As you may have guessed, breaks became a joyful experience instead of 15 minutes of negativity.

6 Barbara Ling, Virtual Coach August 21, 2009 at 3:09 am

Defining boundaries can make your life that much easier. You’re the most important person in the world (you really are) and you deserve to be treated with respect.

When you internalize the above, you realize…it’s OKAY to tell folks, hey, I’m not your punching bad, you WILL treat me well. It’s amazing how effective that is.

7 Ulla Hennig August 21, 2009 at 3:15 am

Lori,
this is an excellent post! I will translate those sentences into German and keep them in mind for using when needed. A big thank you!

8 Lori Hoeck August 21, 2009 at 7:37 am

Hi Betsy,
Thank you for mentioning the book! Hope the link helps your friends.

Hi Barbara Swafford,
Not gossiping hurt both my husband and me in different work places because when you don’t gossip, you are seen as even more fodder for the backstabbing machine. I’m glad you found someone who agreed with you in the workplace! The power of one is cool, but it’s much more fun with the power of two.

Hi Barbara Ling,
It’s ironic, but both narcissists (and control freaks) and falling for their tactics often have roots in insecurity. Once we draw the line in the sand, freedom and sense of self rises dramatically. It’s like chains falling off a freed prisoner.

Hi Ulla,
I hope they are as powerful for you in German as they can be in English!

9 Davina August 22, 2009 at 12:38 pm

Hi Lori. Setting boundaries is difficult for people who don’t value or believe in themselves.
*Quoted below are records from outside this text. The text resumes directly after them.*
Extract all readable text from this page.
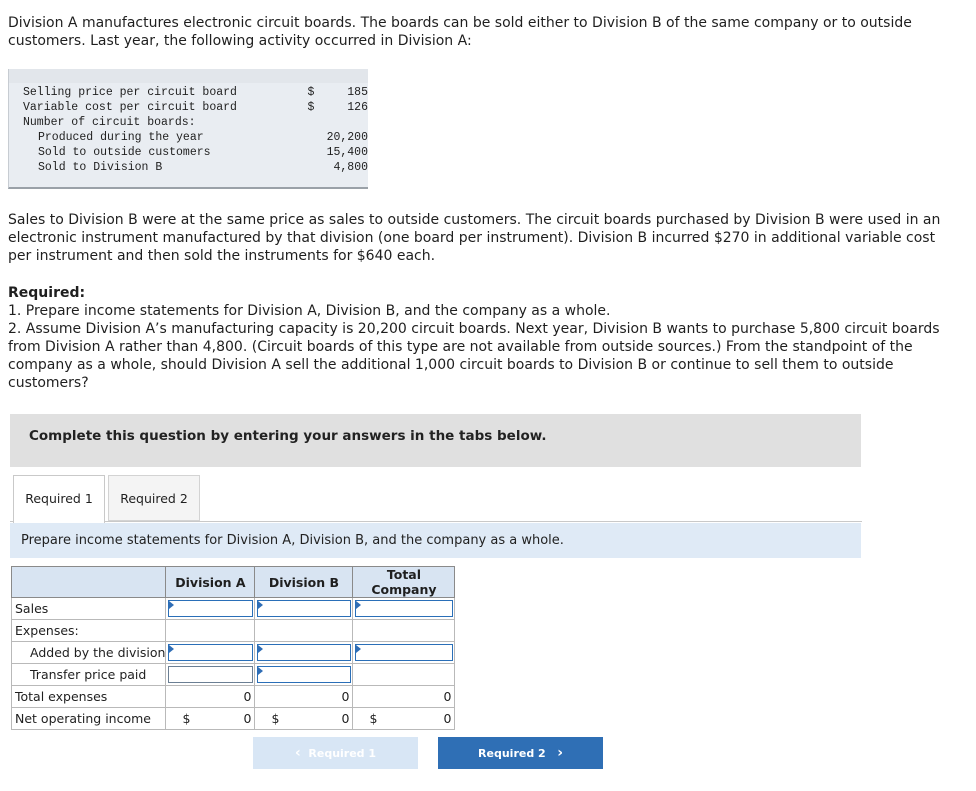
Division A manufactures electronic circuit boards. The boards can be sold either to Division B of the same company or to outside customers. Last year, the following activity occurred in Division A:

Selling price per circuit board	$	185
Variable cost per circuit board	$	126
Number of circuit boards:		
Produced during the year		20,200
Sold to outside customers		15,400
Sold to Division B		4,800

Sales to Division B were at the same price as sales to outside customers. The circuit boards purchased by Division B were used in an electronic instrument manufactured by that division (one board per instrument). Division B incurred $270 in additional variable cost per instrument and then sold the instruments for $640 each.

Required:

1. Prepare income statements for Division A, Division B, and the company as a whole.

2. Assume Division A’s manufacturing capacity is 20,200 circuit boards. Next year, Division B wants to purchase 5,800 circuit boards from Division A rather than 4,800. (Circuit boards of this type are not available from outside sources.) From the standpoint of the company as a whole, should Division A sell the additional 1,000 circuit boards to Division B or continue to sell them to outside customers?

Complete this question by entering your answers in the tabs below.
Required 1	Required 2
Prepare income statements for Division A, Division B, and the company as a whole.
	Division A	Division B	Total Company
Sales	

Expenses:			
Added by the division	

Transfer price paid	

Total expenses	0	0	0

Net operating income	$ 0	$ 0	$ 0
‹ Required 1	Required 2 ›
I’ve been in situations where I’ve been feeling off that day and if/when a situation comes up, I have less energy or desire to stand up for myself. On other days, when I’m feeling great and accepting of life as it is, I can stand up for myself… and not in a reacting way.

10 Lori Hoeck August 25, 2009 at 10:34 am

Hi Davina,
So true! My worst falls for narcissists or Dark Hearts came from Father Loss issues that include a lack of trust in self. My dad — and sister — died a few months apart when I was in second grade. Such things screw with sense of self big time.